Anlatım: Anlatıcının bakış açısı ile birlikte pek çok kişinin düşüncesi aktarılmış, sanki bu olayın geçtiği yerde yaşayan herkesle röportaj yapılıyor. Anlatılan hikaye kısa bir sürede yaşanıyor olsa da, çok uzun zamana yayılmış bir açıdan bakılıyor.

Çağrışım:

Kadın, namus, cinayet  kelimelerinin kullanıldığı cümleleri duyduğumda bir ürperti sarar beni. İnsan haklarının herkesi her şeyden koruyup kollayabilecek bir gücü olduğuna inanmak istiyorum ama işlerin daha karmaşık olduğundan da haberim var. Her geçen gün  “insan”, “hak”, “insan hakları” kavramlarıyla ilgili ne kadar büyük sorunlar yaşandığına tanık oluyorum. Yaşıyorum, görüyorum.

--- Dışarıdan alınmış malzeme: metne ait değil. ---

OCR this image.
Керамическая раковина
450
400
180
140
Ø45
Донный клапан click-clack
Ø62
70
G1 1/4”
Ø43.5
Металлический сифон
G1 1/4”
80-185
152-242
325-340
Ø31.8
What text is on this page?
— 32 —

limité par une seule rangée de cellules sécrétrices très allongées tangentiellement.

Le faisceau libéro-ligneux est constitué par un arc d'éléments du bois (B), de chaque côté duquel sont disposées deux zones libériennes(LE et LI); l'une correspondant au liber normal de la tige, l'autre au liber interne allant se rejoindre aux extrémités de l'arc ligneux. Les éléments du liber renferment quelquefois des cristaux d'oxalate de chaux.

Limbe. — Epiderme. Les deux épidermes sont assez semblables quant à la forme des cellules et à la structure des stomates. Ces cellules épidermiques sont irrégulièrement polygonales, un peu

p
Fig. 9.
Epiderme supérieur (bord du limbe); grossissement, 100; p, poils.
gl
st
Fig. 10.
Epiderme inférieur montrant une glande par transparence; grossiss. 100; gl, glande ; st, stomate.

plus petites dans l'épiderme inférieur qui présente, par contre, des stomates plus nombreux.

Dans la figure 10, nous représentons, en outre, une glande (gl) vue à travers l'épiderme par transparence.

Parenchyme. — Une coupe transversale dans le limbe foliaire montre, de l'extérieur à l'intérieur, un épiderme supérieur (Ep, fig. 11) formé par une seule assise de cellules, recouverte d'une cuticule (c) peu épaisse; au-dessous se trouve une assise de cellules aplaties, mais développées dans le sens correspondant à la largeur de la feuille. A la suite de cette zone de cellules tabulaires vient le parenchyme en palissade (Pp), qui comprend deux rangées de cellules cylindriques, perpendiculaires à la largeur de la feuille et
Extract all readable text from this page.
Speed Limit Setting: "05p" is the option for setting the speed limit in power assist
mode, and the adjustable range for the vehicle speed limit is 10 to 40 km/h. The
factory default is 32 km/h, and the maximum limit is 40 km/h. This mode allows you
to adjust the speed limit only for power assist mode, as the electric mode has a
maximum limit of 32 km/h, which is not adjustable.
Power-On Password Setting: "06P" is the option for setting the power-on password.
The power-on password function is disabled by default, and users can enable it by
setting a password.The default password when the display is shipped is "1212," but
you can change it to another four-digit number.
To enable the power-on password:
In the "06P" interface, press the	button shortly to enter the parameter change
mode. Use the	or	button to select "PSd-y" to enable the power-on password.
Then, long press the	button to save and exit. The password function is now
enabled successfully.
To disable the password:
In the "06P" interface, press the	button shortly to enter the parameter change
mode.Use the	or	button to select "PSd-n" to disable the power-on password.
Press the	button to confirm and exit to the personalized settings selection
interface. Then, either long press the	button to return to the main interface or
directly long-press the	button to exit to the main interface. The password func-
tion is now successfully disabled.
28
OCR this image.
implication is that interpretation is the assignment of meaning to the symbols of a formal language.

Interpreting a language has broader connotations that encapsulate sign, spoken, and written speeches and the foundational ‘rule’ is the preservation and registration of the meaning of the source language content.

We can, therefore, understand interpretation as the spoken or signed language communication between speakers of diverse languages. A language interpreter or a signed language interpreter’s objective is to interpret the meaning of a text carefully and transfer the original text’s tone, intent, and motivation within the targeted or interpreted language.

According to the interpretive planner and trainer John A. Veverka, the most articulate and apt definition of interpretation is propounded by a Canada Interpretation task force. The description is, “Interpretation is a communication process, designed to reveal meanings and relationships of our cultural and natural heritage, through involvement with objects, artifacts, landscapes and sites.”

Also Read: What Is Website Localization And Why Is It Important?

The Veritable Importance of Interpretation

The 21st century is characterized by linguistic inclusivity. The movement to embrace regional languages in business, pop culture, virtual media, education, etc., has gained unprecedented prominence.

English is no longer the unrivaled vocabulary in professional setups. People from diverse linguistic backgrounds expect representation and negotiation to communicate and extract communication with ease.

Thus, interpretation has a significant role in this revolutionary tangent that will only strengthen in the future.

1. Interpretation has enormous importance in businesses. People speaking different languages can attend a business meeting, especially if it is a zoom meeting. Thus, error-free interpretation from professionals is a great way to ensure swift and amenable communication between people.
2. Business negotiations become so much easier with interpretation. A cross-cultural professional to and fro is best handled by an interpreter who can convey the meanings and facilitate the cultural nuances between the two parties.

Namus cinayeti, kadınların insan haklarının en dehşet verici ihlallerinden birisi ve yargısız infaz şekli. Romanda bu sefer bir erkek namus cinayetinin hedefindedir.

Ölen gerçekten Nasır'mıdır yoksa kasabada yaşayan  insanlar mıdır? Tüm sakinleriyle bir kasaba halkı, yaşanan felakete ortak olmuştur.

Törenin topluluklarda ikiyüzlülük yaratan etkisinden söz etmek yanlış olmaz sanırım. Birçok konuda farklı özelliklere sahip insanlar, töre söz konusu olduğunda birbirleriyle aynılaşabiliyorlar. Kırmızı Pazartesi’deki kasaba sakinleri de öyle, aralarındaki onca farka rağmen, töre ile ilgili aynı olaya aynı tepkileri veren aynı değer yargılarına sahip olarak anlatılıyor. Yani namus uğruna öldürmenin toplum için suç sayılmadığını gösteriliyor. İnsanlık halleri ve toplumun bireye baskısı konu ediliyor.

Yazar roman boyunca çeşitli imgeler kullanarak okuyucuya roman kahramanları hakkında ipuçları veriyor. Santiago'nun masumiyetini onu bir kelebeğe benzeterek ya da rüyasında gördüğü badem ağacı, bu ağacın çiçeği ve beyaz renk ile, Vicarioların yalancı ve iftira atan kişiliğini avcıya benzeterek, Piskopos'un saygıya ve yapılan hazırlıklara layık olmadığı düşüncesini yine böyle imgelerle okuyucuya hissettiriyor.

Kitap bitti. Suç nedir? Suçlu kimdir? Sorularının cevaplarını arıyorum. Cinsiyetsiz bir bakış açısı ile, kadın veya erkek bakış açılarına hapsolmadan, sadece insan olarak yaşamda umut var diyorum. Emeğiyle yaşayan insanda umut var, eşitlik, hak ve adalet için değiştirip dönüştüren insanda umut var, şiddetle ve cehaletle mücadele eden insan da umut var.